Closing the appointment book, he tucked it back into his pocket, interrupting Roger’s sniveled protest with a tone that brooked no argument. “I’ve agreed to assist my son’s soccer coach. The team practices on Tuesdays and Thursdays. I’ll be unavailable on those afternoons for the duration of the season. As for the National Technologies meeting, you can either reschedule it, cancel it or handle it alone. You decide.”

“But—”

“I’ll be in the office tomorrow morning. We’ll discuss it then.”

The poor man sounded apoplectic. “But what about the fish?”

“Fish?”

“There’s a goldfish in the water cooler.”

“Oh, that fish.” Nick chuckled, having nearly forgotten what was bound to have been one of his most memorable pranks. “Is the fish in question causing any distress?”

“Er, well, Ms. Pipps from Accounting is quite troubled.

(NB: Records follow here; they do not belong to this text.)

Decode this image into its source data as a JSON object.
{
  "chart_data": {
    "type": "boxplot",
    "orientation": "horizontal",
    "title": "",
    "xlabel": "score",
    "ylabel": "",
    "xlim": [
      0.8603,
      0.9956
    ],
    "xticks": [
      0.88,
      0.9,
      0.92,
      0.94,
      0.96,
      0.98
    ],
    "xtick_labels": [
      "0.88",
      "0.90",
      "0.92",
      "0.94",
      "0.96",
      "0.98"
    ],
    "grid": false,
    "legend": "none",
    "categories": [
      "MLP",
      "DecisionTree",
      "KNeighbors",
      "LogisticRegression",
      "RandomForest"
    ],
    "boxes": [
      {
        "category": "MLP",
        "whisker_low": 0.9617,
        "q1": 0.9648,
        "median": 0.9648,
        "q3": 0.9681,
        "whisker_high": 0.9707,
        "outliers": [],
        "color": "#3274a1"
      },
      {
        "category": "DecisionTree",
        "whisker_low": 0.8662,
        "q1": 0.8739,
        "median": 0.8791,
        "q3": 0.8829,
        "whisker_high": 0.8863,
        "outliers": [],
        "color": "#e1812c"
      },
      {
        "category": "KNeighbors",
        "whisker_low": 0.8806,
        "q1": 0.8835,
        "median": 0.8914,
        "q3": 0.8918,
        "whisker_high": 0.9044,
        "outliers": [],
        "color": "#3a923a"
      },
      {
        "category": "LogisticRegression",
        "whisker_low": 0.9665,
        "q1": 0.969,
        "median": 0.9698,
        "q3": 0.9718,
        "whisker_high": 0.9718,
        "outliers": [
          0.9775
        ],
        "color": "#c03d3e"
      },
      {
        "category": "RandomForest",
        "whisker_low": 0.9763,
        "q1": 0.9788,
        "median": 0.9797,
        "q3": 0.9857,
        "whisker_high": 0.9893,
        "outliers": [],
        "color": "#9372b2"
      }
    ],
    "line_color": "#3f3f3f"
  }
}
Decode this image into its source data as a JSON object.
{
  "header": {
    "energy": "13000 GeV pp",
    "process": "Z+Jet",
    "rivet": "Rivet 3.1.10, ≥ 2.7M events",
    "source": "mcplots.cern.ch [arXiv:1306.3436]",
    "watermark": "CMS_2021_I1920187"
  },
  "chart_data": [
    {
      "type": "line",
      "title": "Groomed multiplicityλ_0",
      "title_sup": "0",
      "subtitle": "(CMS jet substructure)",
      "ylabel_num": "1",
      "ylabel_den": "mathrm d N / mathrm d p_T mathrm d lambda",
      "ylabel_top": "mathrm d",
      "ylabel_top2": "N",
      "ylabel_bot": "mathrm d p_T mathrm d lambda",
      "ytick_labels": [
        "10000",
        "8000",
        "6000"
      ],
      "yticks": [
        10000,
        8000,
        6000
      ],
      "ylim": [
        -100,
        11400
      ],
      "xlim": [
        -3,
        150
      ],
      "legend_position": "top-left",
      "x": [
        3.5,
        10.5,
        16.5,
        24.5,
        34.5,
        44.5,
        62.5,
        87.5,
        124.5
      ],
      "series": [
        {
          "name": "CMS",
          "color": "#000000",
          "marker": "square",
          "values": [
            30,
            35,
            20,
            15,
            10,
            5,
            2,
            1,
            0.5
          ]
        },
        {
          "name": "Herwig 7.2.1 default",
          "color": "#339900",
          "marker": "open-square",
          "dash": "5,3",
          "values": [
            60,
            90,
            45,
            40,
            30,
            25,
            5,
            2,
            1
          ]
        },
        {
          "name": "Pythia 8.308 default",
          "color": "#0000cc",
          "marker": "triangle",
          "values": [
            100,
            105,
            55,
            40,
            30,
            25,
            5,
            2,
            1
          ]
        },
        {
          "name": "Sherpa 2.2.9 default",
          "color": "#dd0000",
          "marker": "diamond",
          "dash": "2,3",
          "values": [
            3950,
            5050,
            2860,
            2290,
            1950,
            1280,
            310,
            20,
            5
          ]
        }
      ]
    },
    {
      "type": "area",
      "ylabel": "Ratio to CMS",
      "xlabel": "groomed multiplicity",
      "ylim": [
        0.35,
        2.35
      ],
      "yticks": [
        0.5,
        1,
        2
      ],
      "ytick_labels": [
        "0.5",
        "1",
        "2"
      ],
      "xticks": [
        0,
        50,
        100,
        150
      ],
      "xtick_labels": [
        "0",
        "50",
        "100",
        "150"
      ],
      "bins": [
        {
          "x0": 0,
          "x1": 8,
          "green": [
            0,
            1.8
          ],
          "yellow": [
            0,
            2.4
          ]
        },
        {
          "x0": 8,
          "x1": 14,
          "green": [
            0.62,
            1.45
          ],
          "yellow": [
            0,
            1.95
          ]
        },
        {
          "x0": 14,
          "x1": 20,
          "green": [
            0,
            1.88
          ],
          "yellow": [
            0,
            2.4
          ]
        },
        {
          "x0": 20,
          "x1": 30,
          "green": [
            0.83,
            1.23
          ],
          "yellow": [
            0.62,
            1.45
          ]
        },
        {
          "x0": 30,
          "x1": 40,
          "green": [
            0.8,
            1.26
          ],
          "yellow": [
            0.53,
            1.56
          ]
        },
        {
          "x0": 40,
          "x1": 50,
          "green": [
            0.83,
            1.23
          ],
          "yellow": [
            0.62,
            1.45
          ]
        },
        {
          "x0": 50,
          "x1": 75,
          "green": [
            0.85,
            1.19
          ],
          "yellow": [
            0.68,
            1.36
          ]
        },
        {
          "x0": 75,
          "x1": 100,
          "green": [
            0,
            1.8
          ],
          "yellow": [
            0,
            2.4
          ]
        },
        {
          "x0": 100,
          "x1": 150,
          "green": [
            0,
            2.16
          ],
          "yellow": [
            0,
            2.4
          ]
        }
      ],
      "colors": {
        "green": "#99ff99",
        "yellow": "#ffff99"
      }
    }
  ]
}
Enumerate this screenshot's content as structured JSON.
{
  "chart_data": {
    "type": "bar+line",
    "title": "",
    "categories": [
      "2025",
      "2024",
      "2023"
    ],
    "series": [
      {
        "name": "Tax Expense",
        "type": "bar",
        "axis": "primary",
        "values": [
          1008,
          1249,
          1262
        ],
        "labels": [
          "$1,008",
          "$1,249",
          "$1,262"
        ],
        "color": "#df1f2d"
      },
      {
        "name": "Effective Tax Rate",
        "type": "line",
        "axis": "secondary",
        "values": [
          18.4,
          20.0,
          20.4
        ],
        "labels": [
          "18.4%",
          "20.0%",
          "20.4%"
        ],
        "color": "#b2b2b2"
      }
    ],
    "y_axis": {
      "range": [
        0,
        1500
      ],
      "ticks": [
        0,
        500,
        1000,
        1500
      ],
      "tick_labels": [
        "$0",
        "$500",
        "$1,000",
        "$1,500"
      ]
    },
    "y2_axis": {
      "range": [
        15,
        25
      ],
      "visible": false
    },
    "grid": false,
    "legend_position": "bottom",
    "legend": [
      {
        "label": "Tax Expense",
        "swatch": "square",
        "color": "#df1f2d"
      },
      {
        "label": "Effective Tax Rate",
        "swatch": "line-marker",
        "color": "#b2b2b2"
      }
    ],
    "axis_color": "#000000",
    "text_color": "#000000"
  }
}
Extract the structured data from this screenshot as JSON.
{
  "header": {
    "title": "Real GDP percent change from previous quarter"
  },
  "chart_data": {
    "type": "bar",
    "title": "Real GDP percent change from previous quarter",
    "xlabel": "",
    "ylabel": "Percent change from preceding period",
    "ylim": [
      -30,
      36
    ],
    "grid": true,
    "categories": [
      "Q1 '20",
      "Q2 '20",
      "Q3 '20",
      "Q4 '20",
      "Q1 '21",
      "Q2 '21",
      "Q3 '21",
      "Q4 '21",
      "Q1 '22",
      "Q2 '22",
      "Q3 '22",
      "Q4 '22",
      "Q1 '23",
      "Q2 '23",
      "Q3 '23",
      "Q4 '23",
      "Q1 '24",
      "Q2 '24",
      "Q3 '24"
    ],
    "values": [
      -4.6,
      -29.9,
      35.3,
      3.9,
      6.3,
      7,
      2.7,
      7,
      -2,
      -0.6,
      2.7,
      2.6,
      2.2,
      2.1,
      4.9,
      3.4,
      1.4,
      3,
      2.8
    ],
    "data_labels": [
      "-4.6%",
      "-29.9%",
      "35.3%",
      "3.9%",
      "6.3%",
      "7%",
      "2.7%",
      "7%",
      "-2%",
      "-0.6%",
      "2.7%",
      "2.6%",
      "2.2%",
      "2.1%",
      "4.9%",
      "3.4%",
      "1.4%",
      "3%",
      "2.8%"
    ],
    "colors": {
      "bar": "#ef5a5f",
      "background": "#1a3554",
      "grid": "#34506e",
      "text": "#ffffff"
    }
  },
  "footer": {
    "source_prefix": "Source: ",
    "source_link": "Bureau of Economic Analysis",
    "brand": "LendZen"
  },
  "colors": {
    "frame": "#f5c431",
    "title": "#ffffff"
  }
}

She won’t drink the water, of course. No one will.”

That came as no surprise, although the cooler had been disabled lest an unobservant soul attempted to use the converted fish tank for its original purpose. “You’ll find several cases of imported spring water in the lunch room. Oh, and there’s a box of fish food on my desk.”

“Fish food?”

“Just a pinch, Roger. Mustn’t overfeed, you know.” With that, Nick thumbed the cell phone off, folded it into his jacket pocket, and focused his attention on the soft footsteps descending the stairs. He knew it was Chessa. There was a distinctive pattern to her movement, a delicate rhythm to her step.

Over the past few hours he’d studied everything about her, from the timid smile that she offered too rarely to the way her eyes widened when she was taken by surprise, as she had been when Bobby had insisted Nick stay for dinner. He’d recognized her anxiety and felt guilty about not having graciously extricated himself from the situation.